Proceedings at Court are issued after an initial claim form letter or pre-action protocol letter has been sent. The amount of the Court fee will depend upon what remedy you are seeking and how much you are claiming. The higher the figure claimed, the more it will cost you in Court fees, so it is important to be realistic. The amount claimed will also have an effect on the way in which the case is managed at Court. Claims are allocated to one of three tracks:
- The small claims track – this is for claims of up to £5,000 (£1,000 in personal injury cases)
- The fast track - for claims between £5,000 and £15,000 (between £1,000 and £15,000 in personal injury cases)
- The Multi-track for claims over £15,000
Other types of cases, for example applications for an injunction or a declaration will be allocated usually after an initial case management hearing at Court or after a defence has been lodged by the defendant.
If you are bringing proceedings you will be known as “the claimant”.
At the case management hearing a timetable will be laid down by the Judge which will list all the preparation that has to be done in order for the claim to be heard at a final hearing or trial. The length of the trial will depend upon how much documentation is involved and how many witnesses each side will be calling. Witness statements will be prepared and exchanged with the other side prior to the hearing so that each side knows how the other side is going to present its case.
Relevant documents to be relied on will also be disclosed to the other side well in advance of the hearing.
At the end of the trial the Judge will deliver a judgment setting out his findings on the law and the particular facts of your case.
If you win your case and the losing party does not comply with the judgment you will need to consider the various ways in which a judgment can be enforced.
The usual costs rule is “costs in the event” which means that the successful party normally recovers costs from his opponent. There is, however, usually a shortfall between what the successful party has paid out in legal fees and the amount that can be recovered from the losing party.
The Small Claims Court is a Court which is set up to deal with claims for small amounts of money. The current level is under £5,000. However if your claim is for personal injury it would only be heard in the Small Claims Court if the claim for the injury itself is not more than £1,000.
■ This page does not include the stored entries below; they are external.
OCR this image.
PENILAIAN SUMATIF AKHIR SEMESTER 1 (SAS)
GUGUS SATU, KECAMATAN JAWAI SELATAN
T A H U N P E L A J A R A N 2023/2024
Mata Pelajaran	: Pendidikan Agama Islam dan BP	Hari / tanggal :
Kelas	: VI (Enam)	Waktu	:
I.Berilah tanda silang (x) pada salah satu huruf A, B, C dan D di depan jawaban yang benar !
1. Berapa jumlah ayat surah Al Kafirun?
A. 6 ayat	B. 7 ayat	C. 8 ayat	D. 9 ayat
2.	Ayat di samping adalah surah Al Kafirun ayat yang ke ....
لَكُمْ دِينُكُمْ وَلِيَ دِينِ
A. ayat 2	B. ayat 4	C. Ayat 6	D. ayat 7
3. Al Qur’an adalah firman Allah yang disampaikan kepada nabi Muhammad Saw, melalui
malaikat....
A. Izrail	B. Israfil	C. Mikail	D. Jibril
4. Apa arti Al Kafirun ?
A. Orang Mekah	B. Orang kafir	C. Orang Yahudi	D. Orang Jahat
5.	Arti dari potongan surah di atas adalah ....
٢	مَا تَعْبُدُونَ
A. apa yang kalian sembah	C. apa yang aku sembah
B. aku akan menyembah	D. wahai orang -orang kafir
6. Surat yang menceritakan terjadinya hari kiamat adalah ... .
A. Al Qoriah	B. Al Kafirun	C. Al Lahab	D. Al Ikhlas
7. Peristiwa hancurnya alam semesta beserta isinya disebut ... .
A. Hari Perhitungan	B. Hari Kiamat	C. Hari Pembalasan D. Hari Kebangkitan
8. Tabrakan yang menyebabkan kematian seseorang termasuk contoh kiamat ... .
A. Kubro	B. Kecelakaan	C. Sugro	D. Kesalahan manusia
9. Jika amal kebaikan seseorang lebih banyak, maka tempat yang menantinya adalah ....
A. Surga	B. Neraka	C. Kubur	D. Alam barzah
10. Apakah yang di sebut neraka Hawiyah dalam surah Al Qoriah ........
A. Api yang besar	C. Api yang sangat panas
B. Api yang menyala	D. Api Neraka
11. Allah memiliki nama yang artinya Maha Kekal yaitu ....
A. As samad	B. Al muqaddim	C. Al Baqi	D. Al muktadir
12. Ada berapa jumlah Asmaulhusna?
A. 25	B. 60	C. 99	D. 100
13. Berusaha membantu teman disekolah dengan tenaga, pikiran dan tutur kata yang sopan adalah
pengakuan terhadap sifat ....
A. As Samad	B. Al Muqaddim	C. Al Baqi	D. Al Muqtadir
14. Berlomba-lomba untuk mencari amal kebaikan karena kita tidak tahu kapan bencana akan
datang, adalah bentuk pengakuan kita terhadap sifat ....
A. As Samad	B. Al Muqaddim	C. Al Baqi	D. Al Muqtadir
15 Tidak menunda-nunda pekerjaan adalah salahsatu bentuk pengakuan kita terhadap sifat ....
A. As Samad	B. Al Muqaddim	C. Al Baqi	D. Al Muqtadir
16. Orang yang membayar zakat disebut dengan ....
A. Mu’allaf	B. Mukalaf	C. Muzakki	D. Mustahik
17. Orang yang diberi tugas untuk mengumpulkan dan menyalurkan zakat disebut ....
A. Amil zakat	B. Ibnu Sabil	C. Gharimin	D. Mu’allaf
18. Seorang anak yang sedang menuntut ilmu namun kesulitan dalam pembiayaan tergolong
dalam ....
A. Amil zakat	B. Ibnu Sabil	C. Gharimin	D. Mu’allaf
No costs are awarded in the Small Claims Court apart from Court fees.
If you win in the Small Claims Court you can claim what is known as “fixed costs” for example any Court fee, but not the cost of any legal representation which you may have used. You can claim travel expenses and loss of earnings.
In certain cases the Court does have a discretion to award costs if a party has behaved unreasonably.
The usual rule is that the losing party will pay the other side’s costs of bringing the claim to the Court, but there are exceptions to this which we will advise you about if necessary. The successful party can recover the Court fees including the claim issue fee and any other Court fees which have been paid, for example the allocation questionnaire fee, which is the fee paid when completing a form so as to assist the Court in deciding whether to allocate the claim to the Small Claims Court, the Fast Track or the Multi-track. It also includes solicitors’ and barristers’ costs and any other disbursements, namely any other expenses that might have been incurred, such as travel or photocopying.
However, you do not always recover all the costs at the same rate as you have paid to your own solicitor so there is sometimes a shortfall in the amount you have paid to your solicitor and the amount you may get back.